I wanted to take a few minutes to write down some thoughts I’ve had lately concerning electricity and possibly light.  Some things that are probably well known to most of you but something that has always confused me when I think of radio waves, electro-magnetic waves, light waves and so forth.  Its very possible the thoughts I’m about to list are in error and if I find this to be the case then I will post another article to make corrections.  However, this site is mainly for sharing thoughts so I wanted to share a few.

When anyone talks about radio frequencies they always include the cool sounding word  “wave”.  We have radio waves floating all around us and know all there is to know about how to determine the actual size and amplitude and so forth, of them all.  However, for those of us trying to learn what is really physically going on, it seems that some of the verbage may actually be confusing matters.

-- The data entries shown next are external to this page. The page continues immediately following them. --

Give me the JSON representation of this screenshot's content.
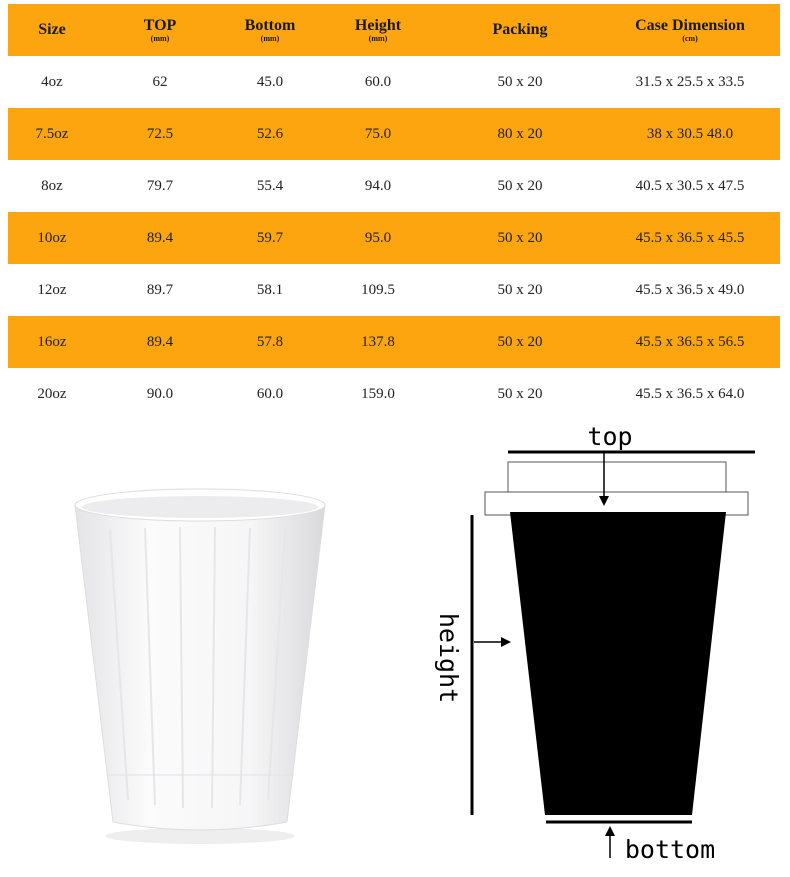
{
  "table": {
    "headers": [
      {
        "label": "Size"
      },
      {
        "label": "TOP",
        "unit": "(mm)"
      },
      {
        "label": "Bottom",
        "unit": "(mm)"
      },
      {
        "label": "Height",
        "unit": "(mm)"
      },
      {
        "label": "Packing"
      },
      {
        "label": "Case Dimension",
        "unit": "(cm)"
      }
    ],
    "rows": [
      [
        "4oz",
        "62",
        "45.0",
        "60.0",
        "50 x 20",
        "31.5 x 25.5 x 33.5"
      ],
      [
        "7.5oz",
        "72.5",
        "52.6",
        "75.0",
        "80 x 20",
        "38 x 30.5 48.0"
      ],
      [
        "8oz",
        "79.7",
        "55.4",
        "94.0",
        "50 x 20",
        "40.5 x 30.5 x 47.5"
      ],
      [
        "10oz",
        "89.4",
        "59.7",
        "95.0",
        "50 x 20",
        "45.5 x 36.5 x 45.5"
      ],
      [
        "12oz",
        "89.7",
        "58.1",
        "109.5",
        "50 x 20",
        "45.5 x 36.5 x 49.0"
      ],
      [
        "16oz",
        "89.4",
        "57.8",
        "137.8",
        "50 x 20",
        "45.5 x 36.5 x 56.5"
      ],
      [
        "20oz",
        "90.0",
        "60.0",
        "159.0",
        "50 x 20",
        "45.5 x 36.5 x 64.0"
      ]
    ]
  },
  "diagram": {
    "top": "top",
    "height": "height",
    "bottom": "bottom"
  }
}
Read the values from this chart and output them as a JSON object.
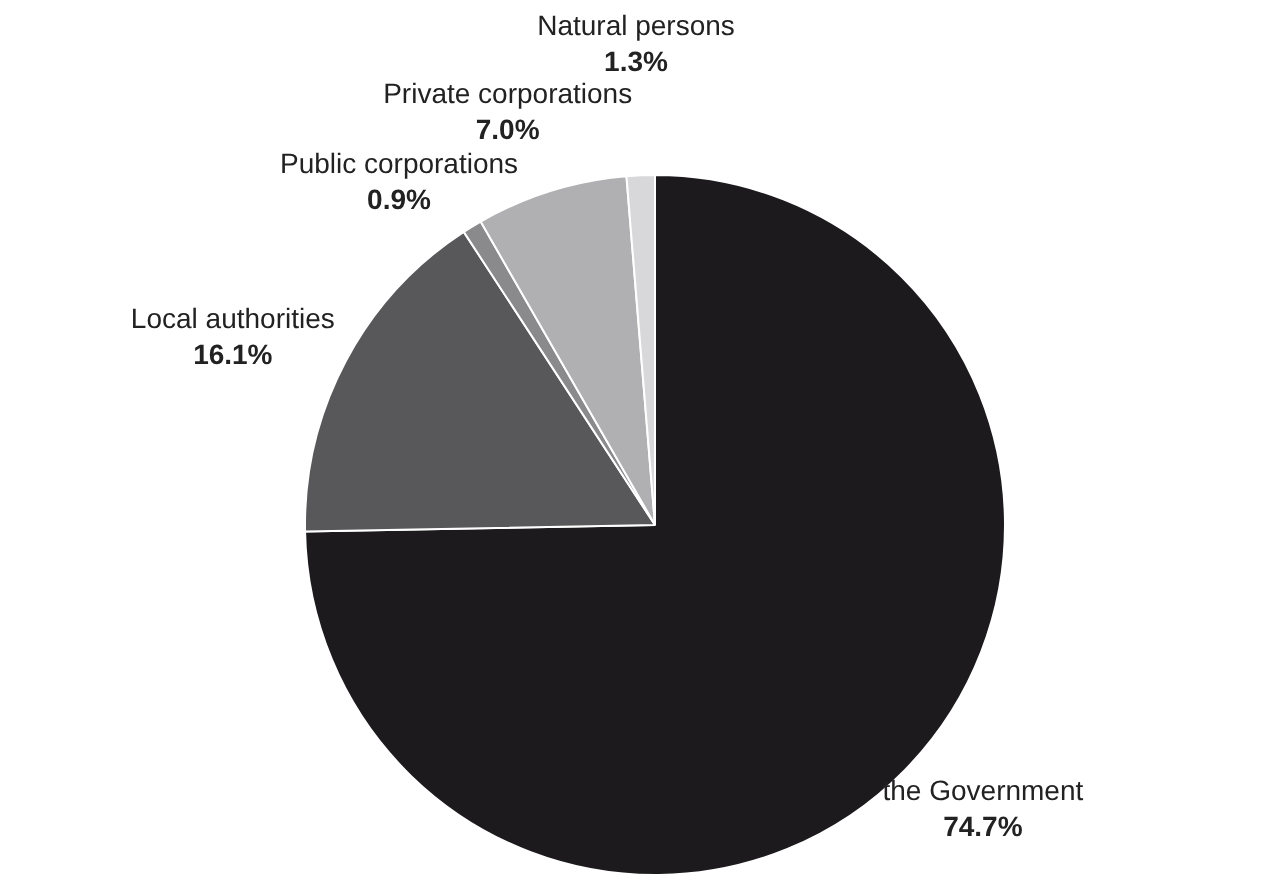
{
  "chart_data": {
    "type": "pie",
    "categories": [
      "the Government",
      "Local authorities",
      "Public corporations",
      "Private corporations",
      "Natural persons"
    ],
    "values": [
      74.7,
      16.1,
      0.9,
      7.0,
      1.3
    ],
    "value_labels": [
      "74.7%",
      "16.1%",
      "0.9%",
      "7.0%",
      "1.3%"
    ],
    "colors": [
      "#1c1a1d",
      "#58585a",
      "#8a8a8c",
      "#b0b0b2",
      "#d8d8da"
    ]
  }
}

For a simple example, I want to talk for a minute about AC electricity that we all use in our offices and homes.  AC electricity is generated at the power plant using huge generators that utilize the magnetic field of spinning magnets to generate the power.  The power it generates due to these spinning magnets is a type of energy that transforms from a negative to a positive charge 60 times a second.  That means that where DC electricity simply flows from one point on a battery to another point, AC electricity doesn’t really flow, or at least, not in the conventional sense of the word.  It rather vibrates back and forth between a positive and a negative charge.  As a result however, it doesn’t need a complete loop for it to start to flow, which makes it great for sending electricity across long wires that eventually reach our homes and computers.

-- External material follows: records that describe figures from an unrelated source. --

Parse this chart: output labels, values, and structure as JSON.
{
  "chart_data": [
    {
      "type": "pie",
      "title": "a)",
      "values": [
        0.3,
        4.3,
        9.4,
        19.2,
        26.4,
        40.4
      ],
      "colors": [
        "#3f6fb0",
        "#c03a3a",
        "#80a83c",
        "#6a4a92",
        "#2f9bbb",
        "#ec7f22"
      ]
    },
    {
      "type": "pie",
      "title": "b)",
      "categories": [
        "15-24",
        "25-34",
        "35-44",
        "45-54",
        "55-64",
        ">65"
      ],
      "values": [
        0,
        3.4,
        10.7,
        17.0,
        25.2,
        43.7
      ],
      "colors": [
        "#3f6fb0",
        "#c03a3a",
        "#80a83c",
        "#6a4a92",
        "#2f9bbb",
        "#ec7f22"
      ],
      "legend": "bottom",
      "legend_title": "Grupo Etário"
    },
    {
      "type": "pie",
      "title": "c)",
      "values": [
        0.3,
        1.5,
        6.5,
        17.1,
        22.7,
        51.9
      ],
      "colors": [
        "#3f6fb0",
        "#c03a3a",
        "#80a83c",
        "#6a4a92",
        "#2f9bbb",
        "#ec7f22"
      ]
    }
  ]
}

Now, while I don’t want to get into a long discussion of AC electricity, lets think about how we talk about it.  It cycles 60 times a second and doing just a little bit of studying we will discover the proper way to say this is that it pulses at 60 Hertz.  To get an idea of what this means we begin to map out the flow from positive to negative charge over time and what we end up with is a Sine “wave”, that can be displayed on an Oscilloscope screen to help us look for problems.  This is in fact where I think the confusion of what is really going on, got started.  People saw a wave on the screen and started talking about radio waves flying through the air.  People listening, heard waves and associated them with the ocean and naturally think of the electrons in these waves as flowing up and down as they move from my house to yours.

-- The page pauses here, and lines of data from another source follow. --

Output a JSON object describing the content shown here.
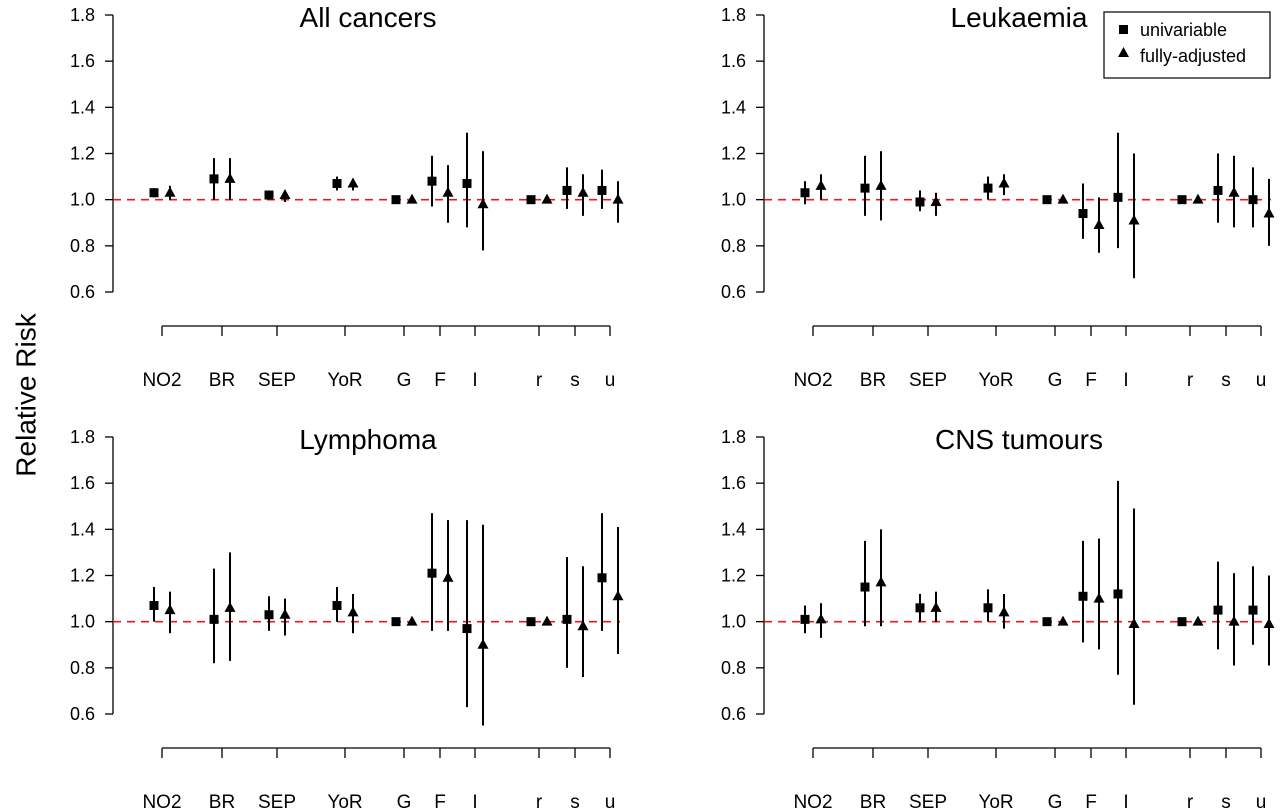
{
  "y_title": "Relative Risk",
  "legend": {
    "entries": [
      {
        "label": "univariable",
        "marker": "square"
      },
      {
        "label": "fully-adjusted",
        "marker": "triangle"
      }
    ]
  },
  "chart_data": [
    {
      "type": "scatter",
      "title": "All cancers",
      "categories": [
        "NO2",
        "BR",
        "SEP",
        "YoR",
        "G",
        "F",
        "I",
        "r",
        "s",
        "u"
      ],
      "ylim": [
        0.6,
        1.8
      ],
      "yticks": [
        0.6,
        0.8,
        1.0,
        1.2,
        1.4,
        1.6,
        1.8
      ],
      "reference_line": 1.0,
      "series": [
        {
          "name": "univariable",
          "marker": "square",
          "values": [
            1.03,
            1.09,
            1.02,
            1.07,
            1.0,
            1.08,
            1.07,
            1.0,
            1.04,
            1.04
          ],
          "lower": [
            1.01,
            1.0,
            1.0,
            1.04,
            0.99,
            0.97,
            0.88,
            0.99,
            0.96,
            0.96
          ],
          "upper": [
            1.05,
            1.18,
            1.04,
            1.1,
            1.01,
            1.19,
            1.29,
            1.01,
            1.14,
            1.13
          ]
        },
        {
          "name": "fully-adjusted",
          "marker": "triangle",
          "values": [
            1.03,
            1.09,
            1.02,
            1.07,
            1.0,
            1.03,
            0.98,
            1.0,
            1.03,
            1.0
          ],
          "lower": [
            1.0,
            1.0,
            0.99,
            1.04,
            0.99,
            0.9,
            0.78,
            0.99,
            0.93,
            0.9
          ],
          "upper": [
            1.06,
            1.18,
            1.04,
            1.09,
            1.01,
            1.15,
            1.21,
            1.01,
            1.11,
            1.08
          ]
        }
      ]
    },
    {
      "type": "scatter",
      "title": "Leukaemia",
      "categories": [
        "NO2",
        "BR",
        "SEP",
        "YoR",
        "G",
        "F",
        "I",
        "r",
        "s",
        "u"
      ],
      "ylim": [
        0.6,
        1.8
      ],
      "yticks": [
        0.6,
        0.8,
        1.0,
        1.2,
        1.4,
        1.6,
        1.8
      ],
      "reference_line": 1.0,
      "series": [
        {
          "name": "univariable",
          "marker": "square",
          "values": [
            1.03,
            1.05,
            0.99,
            1.05,
            1.0,
            0.94,
            1.01,
            1.0,
            1.04,
            1.0
          ],
          "lower": [
            0.98,
            0.93,
            0.95,
            1.0,
            0.99,
            0.83,
            0.79,
            0.99,
            0.9,
            0.88
          ],
          "upper": [
            1.08,
            1.19,
            1.04,
            1.1,
            1.01,
            1.07,
            1.29,
            1.01,
            1.2,
            1.14
          ]
        },
        {
          "name": "fully-adjusted",
          "marker": "triangle",
          "values": [
            1.06,
            1.06,
            0.99,
            1.07,
            1.0,
            0.89,
            0.91,
            1.0,
            1.03,
            0.94
          ],
          "lower": [
            1.0,
            0.91,
            0.93,
            1.02,
            0.99,
            0.77,
            0.66,
            0.99,
            0.88,
            0.8
          ],
          "upper": [
            1.11,
            1.21,
            1.03,
            1.11,
            1.01,
            1.01,
            1.2,
            1.01,
            1.19,
            1.09
          ]
        }
      ]
    },
    {
      "type": "scatter",
      "title": "Lymphoma",
      "categories": [
        "NO2",
        "BR",
        "SEP",
        "YoR",
        "G",
        "F",
        "I",
        "r",
        "s",
        "u"
      ],
      "ylim": [
        0.6,
        1.8
      ],
      "yticks": [
        0.6,
        0.8,
        1.0,
        1.2,
        1.4,
        1.6,
        1.8
      ],
      "reference_line": 1.0,
      "series": [
        {
          "name": "univariable",
          "marker": "square",
          "values": [
            1.07,
            1.01,
            1.03,
            1.07,
            1.0,
            1.21,
            0.97,
            1.0,
            1.01,
            1.19
          ],
          "lower": [
            1.0,
            0.82,
            0.96,
            1.0,
            0.99,
            0.96,
            0.63,
            0.99,
            0.8,
            0.96
          ],
          "upper": [
            1.15,
            1.23,
            1.11,
            1.15,
            1.01,
            1.47,
            1.44,
            1.01,
            1.28,
            1.47
          ]
        },
        {
          "name": "fully-adjusted",
          "marker": "triangle",
          "values": [
            1.05,
            1.06,
            1.03,
            1.04,
            1.0,
            1.19,
            0.9,
            1.0,
            0.98,
            1.11
          ],
          "lower": [
            0.95,
            0.83,
            0.94,
            0.95,
            0.99,
            0.96,
            0.55,
            0.99,
            0.76,
            0.86
          ],
          "upper": [
            1.13,
            1.3,
            1.1,
            1.12,
            1.01,
            1.44,
            1.42,
            1.01,
            1.24,
            1.41
          ]
        }
      ]
    },
    {
      "type": "scatter",
      "title": "CNS tumours",
      "categories": [
        "NO2",
        "BR",
        "SEP",
        "YoR",
        "G",
        "F",
        "I",
        "r",
        "s",
        "u"
      ],
      "ylim": [
        0.6,
        1.8
      ],
      "yticks": [
        0.6,
        0.8,
        1.0,
        1.2,
        1.4,
        1.6,
        1.8
      ],
      "reference_line": 1.0,
      "series": [
        {
          "name": "univariable",
          "marker": "square",
          "values": [
            1.01,
            1.15,
            1.06,
            1.06,
            1.0,
            1.11,
            1.12,
            1.0,
            1.05,
            1.05
          ],
          "lower": [
            0.95,
            0.98,
            1.0,
            1.0,
            0.99,
            0.91,
            0.77,
            0.99,
            0.88,
            0.9
          ],
          "upper": [
            1.07,
            1.35,
            1.12,
            1.14,
            1.01,
            1.35,
            1.61,
            1.01,
            1.26,
            1.24
          ]
        },
        {
          "name": "fully-adjusted",
          "marker": "triangle",
          "values": [
            1.01,
            1.17,
            1.06,
            1.04,
            1.0,
            1.1,
            0.99,
            1.0,
            1.0,
            0.99
          ],
          "lower": [
            0.93,
            0.98,
            1.0,
            0.97,
            0.99,
            0.88,
            0.64,
            0.99,
            0.81,
            0.81
          ],
          "upper": [
            1.08,
            1.4,
            1.13,
            1.12,
            1.01,
            1.36,
            1.49,
            1.01,
            1.21,
            1.2
          ]
        }
      ]
    }
  ]
}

However, I don’t think this is really the way they flow.  I think that what is really happening is that they are cycling back and forth from the radio transmitter between a positive and negative current at whatever rate we requested.  These charges are emitted from an antenna and continue to migrate across the open sky in straight lines, only changing their charge every specified amount of time.  On the receiving end, the receiver and antenna are properly timed and have the proper length to receive the total amount of the cycled charge in order to display it for our eyes or ears on the other end.  This is why an Antenna has to be a certain length to receive certain signals.  If its length were too short to receive an even amount of the charged electrons flowing through the air, then it would essentially be cutting off the signal and wouldn’t receive its nice even chunks of positive and negative charge streams.

So the word wave, is really meant to help us see the waves on paper over time, not the actual path taken by these streams of energy as they propagate our world.